Development of vitreous16,17,18

Developmentally vitreous has three phases:

1.Primary vitreous

2.Secondary vitreous

3.Tertiary vitreous

Developmentally vitreous has dual origin it is partly ectodermal and partly mesodermal.

The primary vitreous starts developing very early and its development is completed by 13 mm stage. It develops in the space between the lens and the retina. During first month of development cells from the lens and retina form the primary vitreous. The retinal cells dominate over the lenticular cells. The cells from the lens loose their contact from the primary vitreous due to formation of lens capsule.
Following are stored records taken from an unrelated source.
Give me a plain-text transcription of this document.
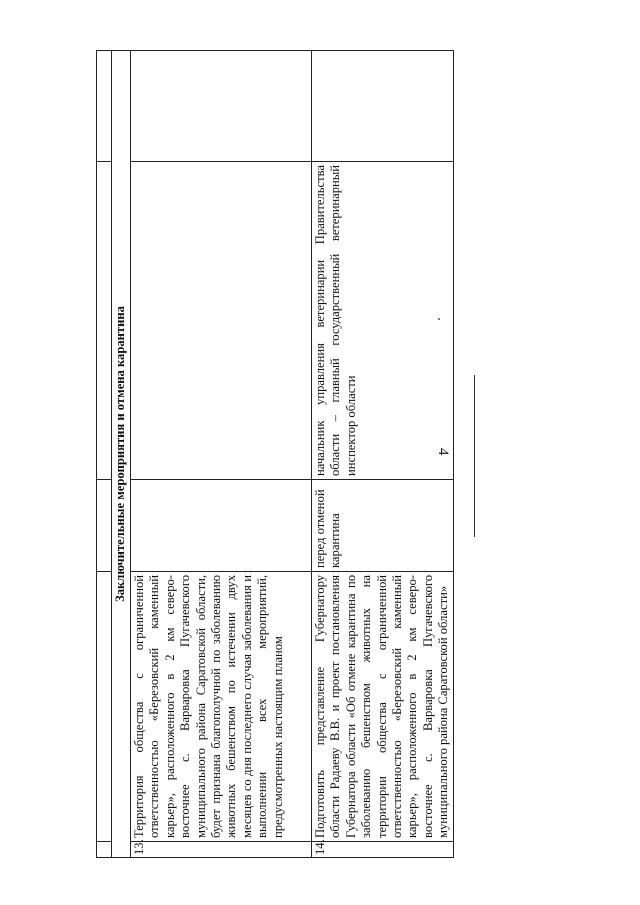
4

Заключительные мероприятия и отмена карантина				
13.	Территория общества с ограниченной ответственностью «Березовский каменный карьер», расположенного в 2 км северо-восточнее с. Варваровка Пугачевского муниципального района Саратовской области, будет признана благополучной по заболеванию животных бешенством по истечении двух месяцев со дня последнего случая заболевания и выполнении всех мероприятий, предусмотренных настоящим планом			
14.	Подготовить представление Губернатору области Радаеву В.В. и проект постановления Губернатора области «Об отмене карантина по заболеванию бешенством животных на территории общества с ограниченной ответственностью «Березовский каменный карьер», расположенного в 2 км северо-восточнее с. Варваровка Пугачевского муниципального района Саратовской области»	перед отменой карантина	начальник управления ветеринарии Правительства области – главный государственный ветеринарный инспектор области	
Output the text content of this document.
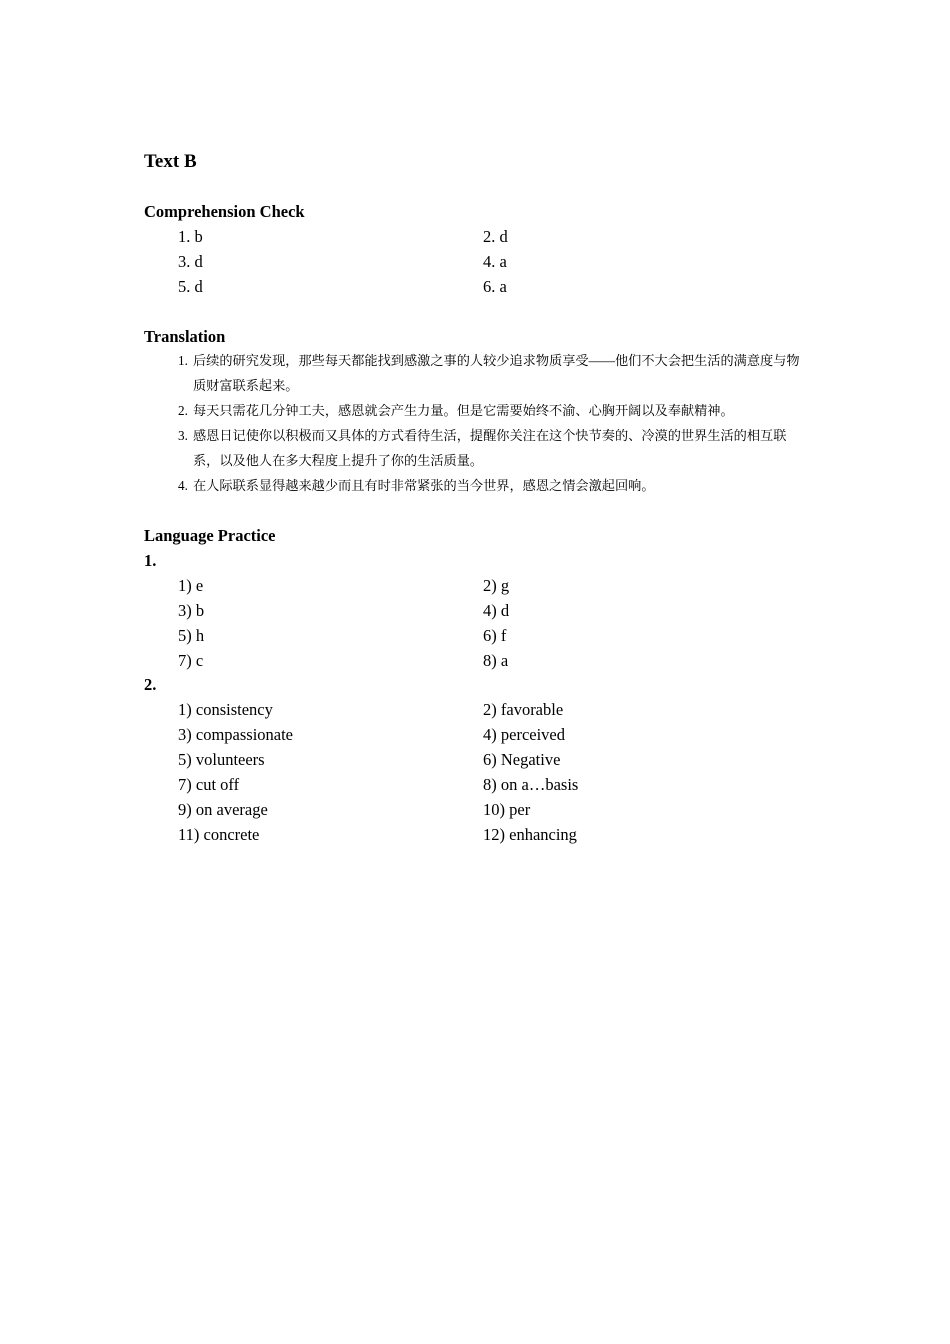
Text B
Comprehension Check
1. b	2. d
3. d	4. a
5. d	6. a
Translation
1. 后续的研究发现，那些每天都能找到感激之事的人较少追求物质享受——他们不大会把生活的满意度与物质财富联系起来。
2. 每天只需花几分钟工夫，感恩就会产生力量。但是它需要始终不渝、心胸开阔以及奉献精神。
3. 感恩日记使你以积极而又具体的方式看待生活，提醒你关注在这个快节奏的、冷漠的世界生活的相互联系，以及他人在多大程度上提升了你的生活质量。
4. 在人际联系显得越来越少而且有时非常紧张的当今世界，感恩之情会激起回响。
Language Practice
1.
1) e	2) g
3) b	4) d
5) h	6) f
7) c	8) a
2.
1) consistency	2) favorable
3) compassionate	4) perceived
5) volunteers	6) Negative
7) cut off	8) on a…basis
9) on average	10) per
11) concrete	12) enhancing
The cells from the retina continue to contribute towards development of primary vitreous. The lens is further isolated from the vitreous by developing tunica vesculosa lentis.

The tunica vasculosa lentis is mesodermal part of primary vitreous. The hyaloid artery, which is a branch of developing internal carotid, (actually primitive dorsal ophthalmic artery) enters the optic cup through the embrayonic fissure. The hyaloid artery communicates with the capillaries on the ventral aspect of the developing lens to form the tunica vesculosa lentis. The hyaloid system starts disappearing by 65 mm and at birth there is no evidence of the hyaloid artery only the proximal part of the hyaloid artery remains patent and forms the central artery of the retina.

The secondary vitreous

The secondary vitreous is the part of the developing vitreous, which lasts for rest of the life. It is avascular and is secreted by the cells from the inner surface of the optic cup and pushes the primary vitreous centrally. The primary vitreous gradually disappears leaving no trace except the Coloquet canal.

The tertiary vitreous

The tertiary vitreous is secreted by the ciliary epithelium. This occupies a triangular area between the developing ciliary body and the lens. With the development of the eye, the ciliary body that was very near to the lens, withdraws away from the lens and the fibres become more clearly defined. The fibres divide into two groups - The anterior part in just behind the iris and gets attached to the anterior lens capsule, the posterior part runs parallel to the anterior vitreous membrane and get attached to the posterior lens capsule. These fibers, ultimately form the zonules of the lens.

Congenital anomalies of the vitreous

In spite of being most voluminous intra ocular structure, the congenital anomalies of the vitreous are few. The congenital anomalies directly correspond to the stage of development of the vitreous.

The congenital anomalies may be as small and insignificant as vitreous floaters or as extensive as to replace the whole of the vitreous by mesodermal tissue. The former is very common while the latter is very rare.

The congenital anomalies mostly involve the mesodermal tissue. They can be:

1.Limited to hyaloid vascular system without hyperplastic changes in vitreous or,

2.They may be associated with hyperplastic changes in the vitreous.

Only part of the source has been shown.